##### Master Degree in Computer Science and Data Science for Economics

# Explainability

### Alfio Ferrara

## Introduction

By **explainability** or **explainable AI** we mean the need of a description of the **reasons behind the machine's behavior** that is **understandable in human terms**.

Such explanations may be **local** or **global**. Local explanations aim to clarify why a machine learning model made a specific decision for a particular input, focusing on individual predictions. In contrast, global explanations seek to describe the overall behavior and decision-making logic of the model across all inputs. While local explanations provide detailed insights into single cases, global explanations offer a broader understanding of the model's general rules and patterns.

There are several approaches to XAI. Here we just focus on some examples.

## SHAP-like methods

SHAP (SHapley Additive exPlanations) is a method used to explain the output of machine learning models by assigning each feature a contribution value for a particular prediction. It is based on game theory, where each feature is seen as a "player" in a cooperative game and the model’s prediction is the "payout" to be fairly divided. SHAP calculates how the prediction changes when a feature is added or removed, averaging over many possible combinations. SHAP-like methods follow similar principles, aiming to provide consistent and interpretable explanations by fairly attributing importance to input features.

An example using SHAP can can be found in [L8.3-shap_example](./L8.3-shap_example.ipynb).

See
> Lundberg, S. M., & Lee, S. I. (2017). A unified approach to interpreting model predictions. Advances in neural information processing systems, 30.

and the code at [SHAP (SHapley Additive exPlanations)](https://github.com/shap/shap)

## Saliency maps

A saliency map is a visualization technique used to highlight the most important parts of an input that influence a model’s prediction, typically in tasks involving images or text. It shows which regions or features the model "pays attention to" when making a decision. Saliency maps are usually computed by taking the gradient of the model’s output with respect to the input; this gradient indicates how sensitive the prediction is to small changes in each part of the input. In images, for example, brighter areas in the saliency map correspond to pixels that have a stronger impact on the output, helping users understand and interpret the model’s focus.

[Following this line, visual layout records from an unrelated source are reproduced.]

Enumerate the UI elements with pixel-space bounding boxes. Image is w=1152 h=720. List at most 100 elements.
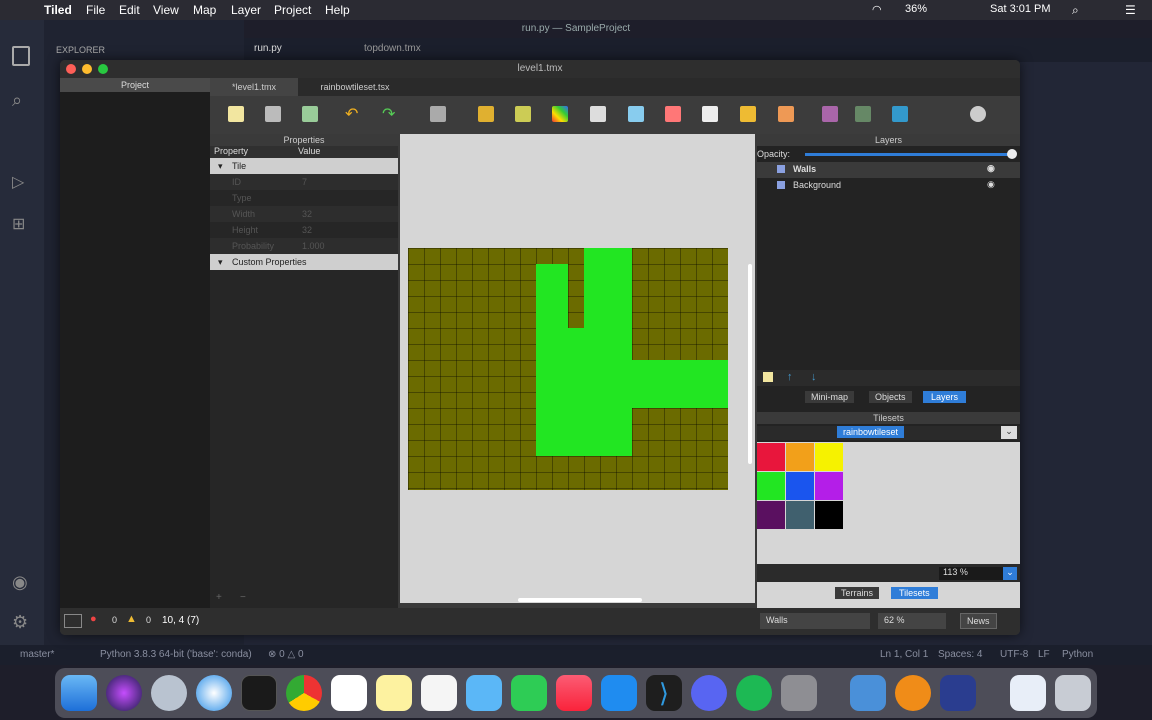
tab-topdown-tmx[interactable]: topdown.tmx [364,43,421,54]
save-icon[interactable] [265,106,281,122]
battery-percent[interactable]: 36% [905,3,927,15]
add-property-icon[interactable]: + [216,592,222,603]
launchpad-icon[interactable] [151,675,187,711]
spotify-icon[interactable] [736,675,772,711]
redo-icon[interactable]: ↷ [382,104,398,123]
cursor-position[interactable]: Ln 1, Col 1 [880,649,928,660]
tile-red[interactable] [757,443,785,471]
notes-icon[interactable] [376,675,412,711]
books-icon[interactable] [895,675,931,711]
opacity-slider[interactable] [805,153,1013,156]
tab-rainbowtileset[interactable]: rainbowtileset.tsx [300,78,410,96]
export-icon[interactable] [302,106,318,122]
visibility-eye-icon[interactable]: ◉ [987,179,995,190]
tileset-menu-chevron-icon[interactable]: ⌄ [1001,426,1017,439]
bucket-fill-icon[interactable] [590,106,606,122]
map-zoom-selector[interactable]: 62 % [878,613,946,629]
app-store-icon[interactable] [601,675,637,711]
layer-selector[interactable]: Walls [760,613,870,629]
new-file-icon[interactable] [228,106,244,122]
vscode-icon[interactable]: ⟩ [646,675,682,711]
vertical-scrollbar[interactable] [748,264,752,464]
menu-layer[interactable]: Layer [231,3,261,17]
zoom-window-button[interactable] [98,64,108,74]
wall-tiles[interactable] [536,328,632,456]
debug-icon[interactable]: ▷ [12,172,24,192]
tile-orange[interactable] [786,443,814,471]
terrain-icon[interactable] [478,106,494,122]
menu-help[interactable]: Help [325,3,350,17]
tile-blue[interactable] [786,472,814,500]
wifi-icon[interactable]: ◠ [872,3,882,16]
tab-terrains[interactable]: Terrains [835,587,880,599]
stamp-icon[interactable] [430,106,446,122]
rect-select-icon[interactable] [702,106,718,122]
trash-icon[interactable] [1055,675,1091,711]
random-icon[interactable] [515,106,531,122]
wall-tiles[interactable] [632,360,728,408]
tile-black[interactable] [815,501,843,529]
prop-probability[interactable]: Probability 1.000 [210,238,398,254]
group-custom-properties[interactable]: ▾ Custom Properties [210,254,398,270]
tab-minimap[interactable]: Mini-map [805,391,855,403]
tab-objects[interactable]: Objects [869,391,912,403]
raise-layer-icon[interactable]: ↑ [787,371,793,383]
horizontal-scrollbar[interactable] [518,598,642,602]
safari-icon[interactable] [196,675,232,711]
menu-view[interactable]: View [153,3,179,17]
chain-icon[interactable] [970,106,986,122]
select-same-icon[interactable] [778,106,794,122]
wall-tiles[interactable] [536,264,568,328]
tab-run-py[interactable]: run.py [254,43,282,54]
tile-purple[interactable] [815,472,843,500]
wall-tiles[interactable] [584,248,632,328]
siri-icon[interactable] [106,675,142,711]
system-preferences-icon[interactable] [781,675,817,711]
tab-layers[interactable]: Layers [923,391,967,403]
magic-wand-icon[interactable] [740,106,756,122]
edit-polygon-icon[interactable] [855,106,871,122]
menu-map[interactable]: Map [193,3,216,17]
prop-id[interactable]: ID 7 [210,174,398,190]
object-select-icon[interactable] [822,106,838,122]
tile-slate[interactable] [786,501,814,529]
encoding[interactable]: UTF-8 [1000,649,1028,660]
terminal-icon[interactable] [241,675,277,711]
minimize-window-button[interactable] [82,64,92,74]
reminders-icon[interactable] [421,675,457,711]
indent-setting[interactable]: Spaces: 4 [938,649,982,660]
image-capture-icon[interactable] [850,675,886,711]
python-interpreter[interactable]: Python 3.8.3 64-bit ('base': conda) [100,649,252,660]
tab-rainbowtileset[interactable]: rainbowtileset [837,426,905,438]
tile-green[interactable] [757,472,785,500]
menu-edit[interactable]: Edit [119,3,140,17]
group-tile[interactable]: ▾ Tile [210,158,398,174]
menu-app-name[interactable]: Tiled [44,3,72,17]
map-canvas[interactable] [400,134,755,603]
tab-level1[interactable]: *level1.tmx [210,78,298,96]
menubar-clock[interactable]: Sat 3:01 PM [990,3,1051,15]
spotlight-icon[interactable]: ⌕ [1072,3,1079,18]
search-icon[interactable]: ⌕ [12,90,22,111]
prop-width[interactable]: Width 32 [210,206,398,222]
tileset-zoom[interactable]: 113 % [939,567,1003,580]
line-ending[interactable]: LF [1038,649,1050,660]
control-center-icon[interactable]: ☰ [1125,3,1136,17]
news-button[interactable]: News [960,613,997,629]
finder-icon[interactable] [61,675,97,711]
settings-gear-icon[interactable]: ⚙ [12,612,28,633]
files-icon[interactable] [12,46,30,66]
music-icon[interactable] [556,675,592,711]
console-toggle-icon[interactable] [64,614,82,628]
visibility-eye-icon[interactable]: ◉ [987,163,995,174]
calendar-icon[interactable] [331,675,367,711]
close-window-button[interactable] [66,64,76,74]
tiled-app-icon[interactable] [940,675,976,711]
facetime-icon[interactable] [511,675,547,711]
git-branch[interactable]: master* [20,649,54,660]
remove-property-icon[interactable]: − [240,592,246,603]
warning-icon[interactable]: ▲ [126,613,137,625]
eraser-icon[interactable] [665,106,681,122]
menu-file[interactable]: File [86,3,105,17]
prop-type[interactable]: Type [210,190,398,206]
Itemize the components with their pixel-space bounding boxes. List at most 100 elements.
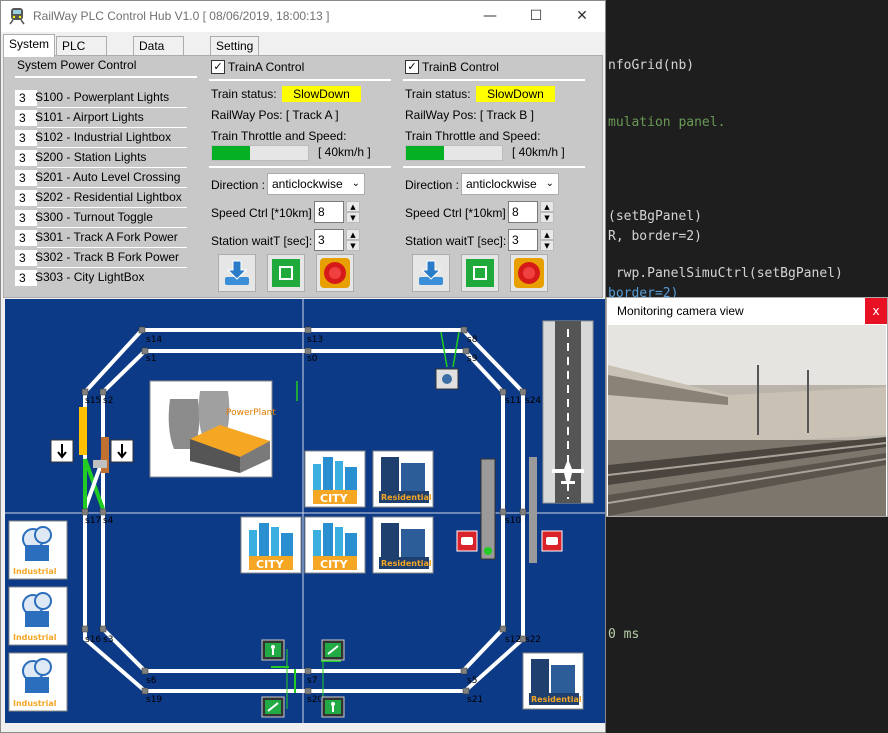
power-state-field[interactable]: 3	[15, 170, 37, 186]
tab-plc-control[interactable]: PLC Control	[56, 36, 107, 72]
minimize-button[interactable]: —	[467, 1, 513, 32]
spin-up-icon[interactable]: ▲	[346, 229, 360, 240]
traina-speed-spinner[interactable]: ▲ ▼	[346, 201, 360, 223]
power-row: 3 S302 - Track B Fork Power	[15, 248, 195, 268]
trainb-wait-spinner[interactable]: ▲ ▼	[540, 229, 554, 251]
trainb-download-button[interactable]	[412, 254, 450, 292]
power-row-label: S202 - Residential Lightbox	[35, 190, 182, 204]
code-line: rwp.PanelSimuCtrl(setBgPanel)	[608, 266, 843, 281]
divider	[15, 76, 197, 78]
city-label: CITY	[320, 558, 349, 571]
spin-down-icon[interactable]: ▼	[346, 240, 360, 251]
pedestrian-sign-icon	[321, 639, 345, 661]
sensor-label: s7	[307, 676, 317, 686]
traina-emergency-stop-button[interactable]	[316, 254, 354, 292]
power-control-header: System Power Control	[17, 58, 137, 72]
spin-down-icon[interactable]: ▼	[540, 212, 554, 223]
traina-wait-label: Station waitT [sec]:	[211, 234, 313, 248]
power-state-field[interactable]: 3	[15, 190, 37, 206]
download-icon	[225, 260, 249, 285]
sensor-label: s8	[467, 335, 478, 345]
tab-system[interactable]: System	[3, 34, 56, 57]
tab-setting[interactable]: Setting	[210, 36, 260, 56]
sensor-label: s13	[307, 335, 323, 345]
industrial-label: Industrial	[13, 633, 57, 642]
traina-wait-input[interactable]: 3	[314, 229, 344, 251]
power-state-field[interactable]: 3	[15, 130, 37, 146]
spin-up-icon[interactable]: ▲	[540, 201, 554, 212]
spin-up-icon[interactable]: ▲	[346, 201, 360, 212]
code-line: (setBgPanel)	[608, 209, 702, 224]
trainb-speed-spinner[interactable]: ▲ ▼	[540, 201, 554, 223]
sensor-label: s6	[146, 676, 157, 686]
power-row-label: S102 - Industrial Lightbox	[35, 130, 172, 144]
trainb-start-button[interactable]	[461, 254, 499, 292]
code-line: mulation panel.	[608, 115, 726, 130]
trainb-direction-value: anticlockwise	[466, 177, 537, 191]
power-state-field[interactable]: 3	[15, 270, 37, 286]
sensor-label: s19	[146, 695, 162, 705]
camera-close-button[interactable]: x	[865, 298, 887, 324]
power-state-field[interactable]: 3	[15, 110, 37, 126]
code-line: nfoGrid(nb)	[608, 58, 695, 73]
power-state-field[interactable]: 3	[15, 150, 37, 166]
trainb-direction-label: Direction :	[405, 178, 460, 192]
industrial-label: Industrial	[13, 699, 57, 708]
traina-start-button[interactable]	[267, 254, 305, 292]
trainb-direction-select[interactable]: anticlockwise ⌄	[461, 173, 559, 195]
sensor-label: s5	[467, 676, 477, 686]
power-row-label: S201 - Auto Level Crossing	[35, 170, 181, 184]
trainb-emergency-stop-button[interactable]	[510, 254, 548, 292]
traina-direction-select[interactable]: anticlockwise ⌄	[267, 173, 365, 195]
close-button[interactable]: ✕	[559, 1, 605, 32]
tab-data-display[interactable]: Data Display	[133, 36, 185, 72]
pedestrian-sign-icon	[261, 696, 285, 718]
trainb-enable-checkbox[interactable]: ✓	[405, 60, 419, 74]
sensor-label: s22	[525, 635, 541, 645]
industrial-lightbox-icon: Industrial	[8, 520, 68, 580]
power-row-label: S200 - Station Lights	[35, 150, 147, 164]
power-row-label: S101 - Airport Lights	[35, 110, 144, 124]
sensor-label: s1	[146, 354, 156, 364]
power-row: 3 S200 - Station Lights	[15, 148, 195, 168]
traina-download-button[interactable]	[218, 254, 256, 292]
traina-speed-ctrl-input[interactable]: 8	[314, 201, 344, 223]
residential-label: Residential	[381, 493, 432, 502]
traina-enable-checkbox[interactable]: ✓	[211, 60, 225, 74]
trainb-speed: [ 40km/h ]	[512, 145, 565, 159]
spin-down-icon[interactable]: ▼	[540, 240, 554, 251]
station-platform	[529, 457, 537, 563]
camera-window-title: Monitoring camera view	[617, 304, 744, 318]
residential-lightbox-icon: Residential	[522, 652, 584, 710]
divider	[403, 166, 585, 168]
power-state-field[interactable]: 3	[15, 250, 37, 266]
trainb-wait-input[interactable]: 3	[508, 229, 538, 251]
power-state-field[interactable]: 3	[15, 230, 37, 246]
divider	[209, 166, 391, 168]
sensor-label: s2	[103, 396, 113, 406]
trainb-position: RailWay Pos: [ Track B ]	[405, 108, 534, 122]
power-state-field[interactable]: 3	[15, 90, 37, 106]
power-state-field[interactable]: 3	[15, 210, 37, 226]
main-window: RailWay PLC Control Hub V1.0 [ 08/06/201…	[0, 0, 606, 733]
power-row: 3 S301 - Track A Fork Power	[15, 228, 195, 248]
station-light	[484, 547, 492, 555]
crossing-gate	[93, 460, 107, 468]
spin-down-icon[interactable]: ▼	[346, 212, 360, 223]
station-platform	[480, 458, 496, 560]
traina-throttle-bar	[211, 145, 309, 161]
traina-speed-ctrl-label: Speed Ctrl [*10km]	[211, 206, 312, 220]
down-arrow-icon	[110, 439, 134, 463]
train-station-sign-icon	[456, 530, 478, 552]
spin-up-icon[interactable]: ▲	[540, 229, 554, 240]
code-line: 0 ms	[608, 627, 640, 642]
city-lightbox-icon: CITY	[304, 516, 366, 574]
maximize-button[interactable]: ☐	[513, 1, 559, 32]
trainb-speed-ctrl-input[interactable]: 8	[508, 201, 538, 223]
title-bar[interactable]: RailWay PLC Control Hub V1.0 [ 08/06/201…	[1, 1, 605, 32]
green-stop-square-icon	[466, 259, 494, 287]
traina-throttle-label: Train Throttle and Speed:	[211, 129, 347, 143]
sensor-label: s11	[505, 396, 521, 406]
traina-wait-spinner[interactable]: ▲ ▼	[346, 229, 360, 251]
sensor-label: s16	[85, 635, 101, 645]
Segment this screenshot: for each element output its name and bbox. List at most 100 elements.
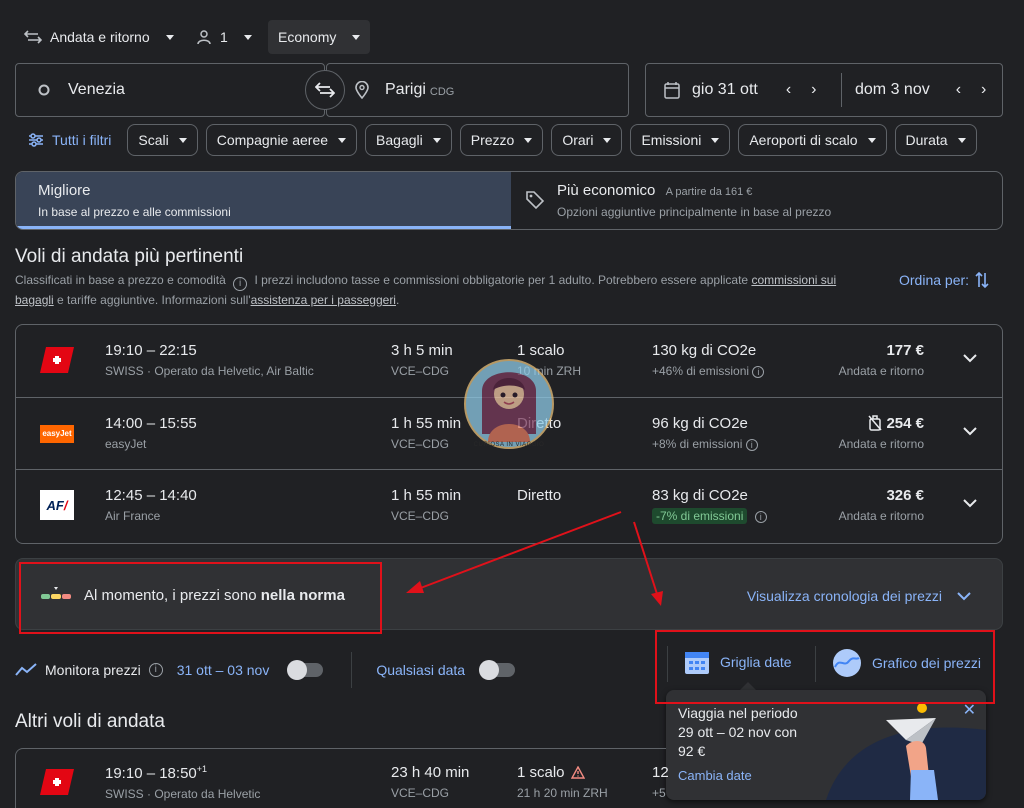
- date-range-field[interactable]: gio 31 ott ‹ › dom 3 nov ‹ ›: [645, 63, 1003, 117]
- chevron-down-icon: [867, 137, 876, 143]
- tab-cheapest-badge: A partire da 161 €: [665, 186, 753, 198]
- flight-emissions: +46% di emissioni: [652, 364, 750, 378]
- price-insight-banner[interactable]: Al momento, i prezzi sono nella norma Vi…: [15, 558, 1003, 630]
- next-date-icon[interactable]: ›: [811, 81, 816, 99]
- depart-date[interactable]: gio 31 ott ‹ ›: [646, 81, 841, 99]
- return-date[interactable]: dom 3 nov ‹ ›: [842, 81, 986, 99]
- price-graph-icon: [833, 649, 861, 677]
- any-date-toggle[interactable]: [479, 660, 516, 680]
- swap-airports-button[interactable]: [305, 70, 345, 110]
- price-graph-button[interactable]: Grafico dei prezzi: [832, 648, 981, 678]
- passenger-assistance-link[interactable]: assistenza per i passeggeri: [251, 293, 396, 307]
- flight-duration: 23 h 40 min: [391, 764, 470, 781]
- flight-price: 254 €: [886, 414, 924, 432]
- watermark-text: CURIOSA IN VIAGGIO: [473, 442, 545, 448]
- price-history-link[interactable]: Visualizza cronologia dei prezzi: [747, 588, 942, 604]
- flight-price-note: Andata e ritorno: [838, 364, 924, 378]
- note-end: .: [395, 293, 400, 307]
- warning-icon: [570, 766, 585, 779]
- track-prices-label: Monitora prezzi: [45, 662, 141, 678]
- price-level-value: nella norma: [260, 587, 345, 604]
- info-icon[interactable]: i: [233, 277, 248, 291]
- paper-plane-illustration: [826, 703, 986, 800]
- calendar-icon: [664, 82, 680, 99]
- trip-type-select[interactable]: Andata e ritorno: [24, 20, 174, 54]
- info-icon[interactable]: i: [745, 438, 758, 451]
- filter-chip-price[interactable]: Prezzo: [459, 124, 544, 156]
- note-prices: I prezzi includono tasse e commissioni o…: [254, 273, 749, 287]
- expand-chevron-icon[interactable]: [962, 353, 978, 363]
- flight-route: VCE–CDG: [391, 436, 450, 451]
- info-icon[interactable]: i: [754, 511, 767, 523]
- next-date-icon[interactable]: ›: [981, 81, 986, 99]
- sort-by-label: Ordina per:: [899, 272, 970, 288]
- destination-code: CDG: [429, 85, 455, 98]
- chip-label: Prezzo: [470, 132, 515, 148]
- flight-airline: SWISS · Operato da Helvetic, Air Baltic: [105, 364, 314, 378]
- info-icon[interactable]: i: [148, 663, 163, 677]
- filter-chip-airlines[interactable]: Compagnie aeree: [205, 124, 358, 156]
- cabin-class-select[interactable]: Economy: [268, 20, 371, 54]
- track-prices-row: Monitora prezzi i 31 ott – 03 nov Qualsi…: [15, 652, 516, 688]
- price-level-indicator-icon: [41, 587, 71, 599]
- tab-best-subtitle: In base al prezzo e alle commissioni: [38, 205, 231, 219]
- track-dates: 31 ott – 03 nov: [176, 662, 270, 678]
- sort-arrows-icon: [975, 271, 989, 289]
- swiss-logo: [40, 769, 74, 795]
- filter-chip-stops[interactable]: Scali: [127, 124, 198, 156]
- chevron-down-icon: [338, 137, 347, 143]
- no-carry-on-bag-icon: [868, 415, 883, 431]
- chevron-down-icon: [603, 137, 612, 143]
- filter-chip-times[interactable]: Orari: [551, 124, 623, 156]
- flight-times: 14:00 – 15:55: [105, 414, 197, 432]
- filter-chip-duration[interactable]: Durata: [894, 124, 977, 156]
- expand-chevron-icon[interactable]: [956, 591, 972, 601]
- flight-airline: SWISS · Operato da Helvetic: [105, 787, 261, 801]
- track-dates-toggle[interactable]: [287, 660, 324, 680]
- tab-cheapest[interactable]: Più economico A partire da 161 € Opzioni…: [511, 172, 853, 229]
- flight-price-note: Andata e ritorno: [838, 509, 924, 523]
- chevron-down-icon: [432, 137, 441, 143]
- price-tag-icon: [526, 191, 545, 210]
- tab-best[interactable]: Migliore In base al prezzo e alle commis…: [16, 172, 511, 229]
- flight-airline: easyJet: [105, 436, 147, 451]
- origin-field[interactable]: Venezia: [15, 63, 325, 117]
- flight-airline: Air France: [105, 509, 161, 523]
- flight-emissions-partial: +5: [652, 786, 666, 800]
- other-flights-title: Altri voli di andata: [15, 711, 165, 732]
- all-filters-label: Tutti i filtri: [52, 132, 112, 148]
- prev-date-icon[interactable]: ‹: [956, 81, 961, 99]
- info-icon[interactable]: i: [752, 366, 765, 378]
- flight-row[interactable]: 19:10 – 18:50+1 SWISS · Operato da Helvet…: [15, 748, 669, 808]
- flight-times: 12:45 – 14:40: [105, 487, 197, 504]
- expand-chevron-icon[interactable]: [962, 426, 978, 436]
- flight-times: 19:10 – 18:50: [105, 765, 197, 782]
- flight-price-note: Andata e ritorno: [838, 436, 924, 451]
- flight-emissions: +8% di emissioni: [652, 436, 743, 451]
- flight-co2: 130 kg di CO2e: [652, 342, 757, 359]
- price-graph-label: Grafico dei prezzi: [872, 655, 981, 671]
- chevron-down-icon: [711, 137, 720, 143]
- chip-label: Compagnie aeree: [216, 132, 329, 148]
- change-dates-link[interactable]: Cambia date: [678, 766, 798, 785]
- flight-duration: 3 h 5 min: [391, 342, 453, 359]
- filter-chip-connecting-airports[interactable]: Aeroporti di scalo: [738, 124, 887, 156]
- tab-cheapest-title: Più economico: [557, 182, 656, 199]
- depart-date-value: gio 31 ott: [692, 81, 758, 98]
- filter-chip-bags[interactable]: Bagagli: [365, 124, 452, 156]
- prev-date-icon[interactable]: ‹: [786, 81, 791, 99]
- calendar-grid-icon: [685, 652, 709, 674]
- sort-by-button[interactable]: Ordina per:: [899, 271, 989, 289]
- passengers-select[interactable]: 1: [196, 20, 252, 54]
- chevron-down-icon: [524, 137, 533, 143]
- tooltip-line-1: Viaggia nel periodo: [678, 705, 798, 721]
- chevron-down-icon: [352, 34, 361, 40]
- destination-field[interactable]: Parigi CDG: [326, 63, 629, 117]
- date-grid-button[interactable]: Griglia date: [684, 648, 792, 676]
- flight-row[interactable]: AF/ 12:45 – 14:40 Air France 1 h 55 min VC…: [16, 470, 1002, 543]
- filter-chip-emissions[interactable]: Emissioni: [630, 124, 731, 156]
- expand-chevron-icon[interactable]: [962, 498, 978, 508]
- all-filters-button[interactable]: Tutti i filtri: [15, 132, 111, 148]
- easyjet-logo: easyJet: [40, 424, 74, 443]
- chevron-down-icon: [243, 34, 252, 40]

An example using saliency maps can be found in [L8.4-saliency-clip](./L8.4-saliency-clip.ipynb)

> Simonyan, K., Vedaldi, A., & Zisserman, A. (2013). Deep inside convolutional networks: Visualising image classification models and saliency maps. arXiv preprint arXiv:1312.6034.

## Concept Activation Vectors (CAV)

Concept Activation Vectors (CAVs) are a method used to interpret neural network decisions by connecting them to human-understandable concepts. Instead of focusing on individual features or pixels, CAVs aim to quantify how much a specific high-level concept (e.g., “stripes” or “roundness”) influences the model’s prediction. The process involves collecting examples that represent a concept, then training a linear classifier to distinguish these examples from random inputs within the network’s internal representation space. The vector normal to the decision boundary of this classifier is the CAV. By measuring the directional derivative of the model’s output along this vector, one can determine how sensitive the model is to the concept—essentially answering: “Would the prediction change if this concept were more or less present?”

An example of CAV can be found in [L8.5-concept-activation-vectors](./L8.5-concept-activation-vectors.ipynb)

> Kim, B., Wattenberg, M., Gilmer, J., Cai, C., Wexler, J., & Viegas, F. (2018, July). Interpretability beyond feature attribution: Quantitative testing with concept activation vectors (tcav). In International conference on machine learning (pp. 2668-2677). PMLR.